Si en algo coincidimos los que amamos el fútbol y los que lo detestan es esta afirmación: el fútbol nunca se acaba. Ciertamente, no. Si no hay ligas nacionales, hay campeonatos de selección; si no, amistosos. En Alemania, el inicio de esta temporada fue especial. En la primera división, la Bundesliga, se estrenaba un club modesto. Un símbolo para los aficionados que detestamos el fútbol moderno, donde prima el negocio. Se trata del FC Union Berlin, un club que nació de las ruinas de otro –el de los trabajadores del metal– en plena Guerra Fría en el lado este del Muro, la República Democrática Alemana, y que creció a la sombra del equipo de la Stasi, el Dynamo, que alcanzó una decena de títulos consecutivos de forma muy dudosa. Al parecer, los servicios secretos, capitaneados por Erich Mielke, utilizaban malas artes para que su equipo fuese el gran dominador. Quizá por esto, el Union fue una especie de club rebelde y sus aficionados aprovechaban el derbi contra el Dynamo para protestar e insultar… ¡a la Stasi! De hecho, hay una frase popular que los define: «No todos los hinchas del Union son enemigos del régimen, pero todos los enemigos del régimen son hinchas del Union».

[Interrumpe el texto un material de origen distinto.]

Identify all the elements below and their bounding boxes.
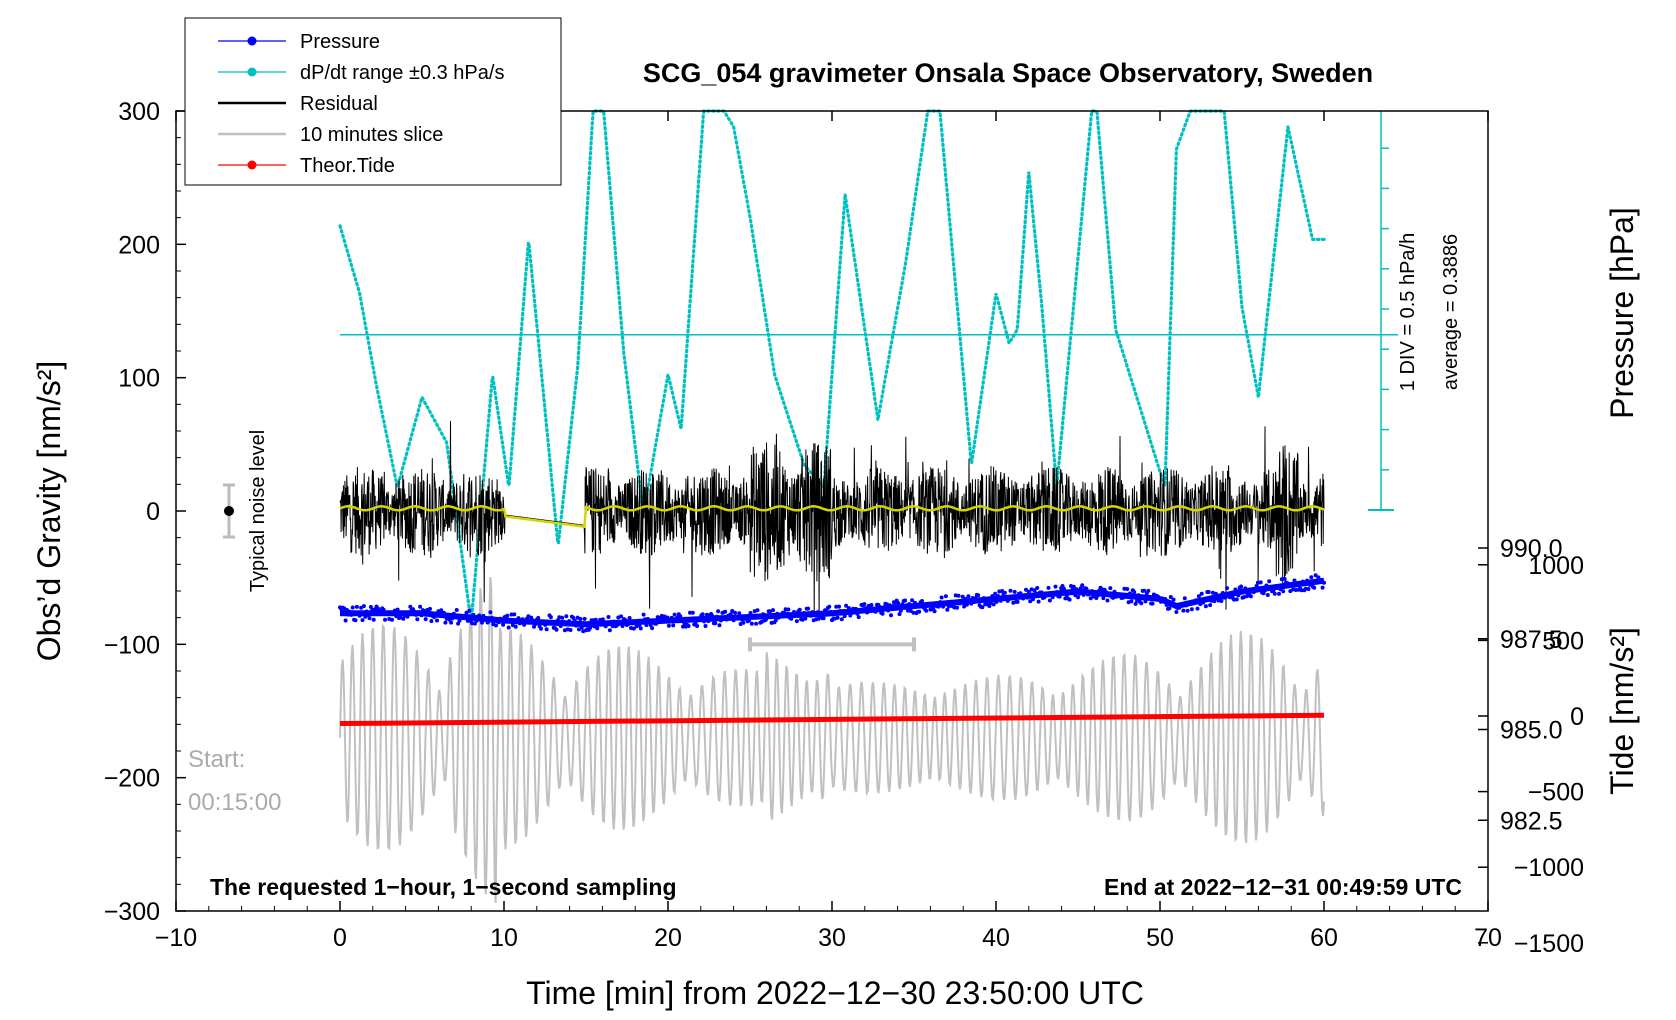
legend-marker bbox=[247, 36, 257, 46]
y-tick-label-left: 100 bbox=[118, 365, 160, 393]
y-axis-label-pressure: Pressure [hPa] bbox=[1604, 207, 1640, 419]
legend-marker bbox=[247, 67, 257, 77]
pressure-line bbox=[340, 577, 1325, 628]
y-tick-label-left: −200 bbox=[104, 765, 160, 793]
pressure-tick-label: 987.5 bbox=[1500, 626, 1563, 654]
legend-label: Pressure bbox=[300, 31, 380, 53]
pressure-series bbox=[338, 573, 1327, 634]
x-tick-label: 60 bbox=[1310, 924, 1338, 952]
end-time-note: End at 2022−12−31 00:49:59 UTC bbox=[1104, 874, 1462, 900]
dpdt-scale-annotation: 1 DIV = 0.5 hPa/h bbox=[1397, 233, 1419, 391]
noise-level-dot bbox=[224, 506, 234, 516]
legend-marker bbox=[247, 160, 257, 170]
x-tick-label: 40 bbox=[982, 924, 1010, 952]
tide-tick-label: 0 bbox=[1570, 703, 1584, 731]
pressure-tick-label: 990.0 bbox=[1500, 535, 1563, 563]
residual-series bbox=[339, 420, 1325, 622]
noise-level-label: Typical noise level bbox=[247, 430, 269, 592]
y-tick-label-left: −300 bbox=[104, 898, 160, 926]
tide-line bbox=[339, 712, 1325, 727]
dpdt-series bbox=[338, 109, 1398, 624]
residual-line bbox=[339, 420, 1325, 622]
residual-smoothed-line bbox=[339, 505, 1325, 529]
start-label: Start: bbox=[188, 746, 245, 773]
legend-label: Theor.Tide bbox=[300, 155, 395, 177]
tide-tick-label: 500 bbox=[1542, 627, 1584, 655]
slice-line bbox=[339, 577, 1325, 904]
sampling-note: The requested 1−hour, 1−second sampling bbox=[210, 874, 677, 900]
legend-label: 10 minutes slice bbox=[300, 124, 443, 146]
x-tick-label: −10 bbox=[155, 924, 197, 952]
dpdt-average-annotation: average = 0.3886 bbox=[1440, 234, 1462, 390]
tide-tick-label: 1000 bbox=[1528, 552, 1584, 580]
legend-label: Residual bbox=[300, 93, 378, 115]
pressure-tick-label: 985.0 bbox=[1500, 717, 1563, 745]
y-tick-label-left: −100 bbox=[104, 631, 160, 659]
chart-title: SCG_054 gravimeter Onsala Space Observat… bbox=[643, 58, 1373, 88]
x-tick-label: 30 bbox=[818, 924, 846, 952]
y-axis-label-left: Obs’d Gravity [nm/s²] bbox=[31, 361, 67, 662]
legend: Pressure dP/dt range ±0.3 hPa/s Residual 10… bbox=[218, 31, 504, 177]
legend-label: dP/dt range ±0.3 hPa/s bbox=[300, 62, 504, 84]
x-tick-label: 10 bbox=[490, 924, 518, 952]
slice-series bbox=[339, 577, 1325, 904]
x-tick-label: 0 bbox=[333, 924, 347, 952]
axes: −10 0 10 20 30 40 50 60 70−300−200−1000100200300… bbox=[104, 98, 1584, 958]
tide-tick-label: −500 bbox=[1528, 779, 1584, 807]
x-tick-label: 70 bbox=[1474, 924, 1502, 952]
tide-series bbox=[339, 712, 1325, 727]
y-axis-label-tide: Tide [nm/s²] bbox=[1604, 627, 1640, 795]
start-time: 00:15:00 bbox=[188, 789, 281, 816]
pressure-tick-label: 982.5 bbox=[1500, 807, 1563, 835]
y-tick-label-left: 200 bbox=[118, 231, 160, 259]
y-tick-label-left: 300 bbox=[118, 98, 160, 126]
x-tick-label: 50 bbox=[1146, 924, 1174, 952]
tide-tick-label: −1000 bbox=[1514, 854, 1584, 882]
x-tick-label: 20 bbox=[654, 924, 682, 952]
dpdt-line bbox=[338, 109, 1326, 624]
legend-box bbox=[184, 17, 562, 186]
tide-tick-label: −1500 bbox=[1514, 930, 1584, 958]
x-axis-label: Time [min] from 2022−12−30 23:50:00 UTC bbox=[526, 975, 1144, 1011]
y-tick-label-left: 0 bbox=[146, 498, 160, 526]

La vida después de la unificación de Alemania pasó sin pena ni gloria para el equipo berlinés, deambulando por categorías bajas del fútbol alemán. Sin embargo, pese a no tener éxitos deportivos y vivir en ocasiones graves crisis económicas, la familia nunca se separó. Los propios aficionados lo salvaron de la bancarrota en varias ocasiones y fueron ellos quienes en 2008 con su dinero y trabajo levantaron su actual estadio, donde el marcador todavía se cambia a mano. El mismo que se abre cada Navidad para dejarnos una estampa poco habitual: un campo de fútbol a rebosar –césped incluido– y un montón de aficionados cantando villancicos.

En agosto jugaron por primera vez un partido en la máxima categoría del fútbol alemán. El sorteo quiso que lo hicieran en su casa y ante un club antagónico, el RB Leizpig, aupado en los últimos años por el dinero de Red Bull. Los aficionados estuvieron 15 minutos en silencio en señal de protesta, pues consideran que el fútbol moderno, representado por su rival, está acabando con la esencia de este deporte. También recordaron, fotos incluidas, a los seguidores del club ya fallecidos que no han podido ver al Union en la élite. Pues eso, ¡Eisern Union! [grito de guerra de los aficionados y título de su himno, que significa «unión del hierro», en referencia a sus raíces].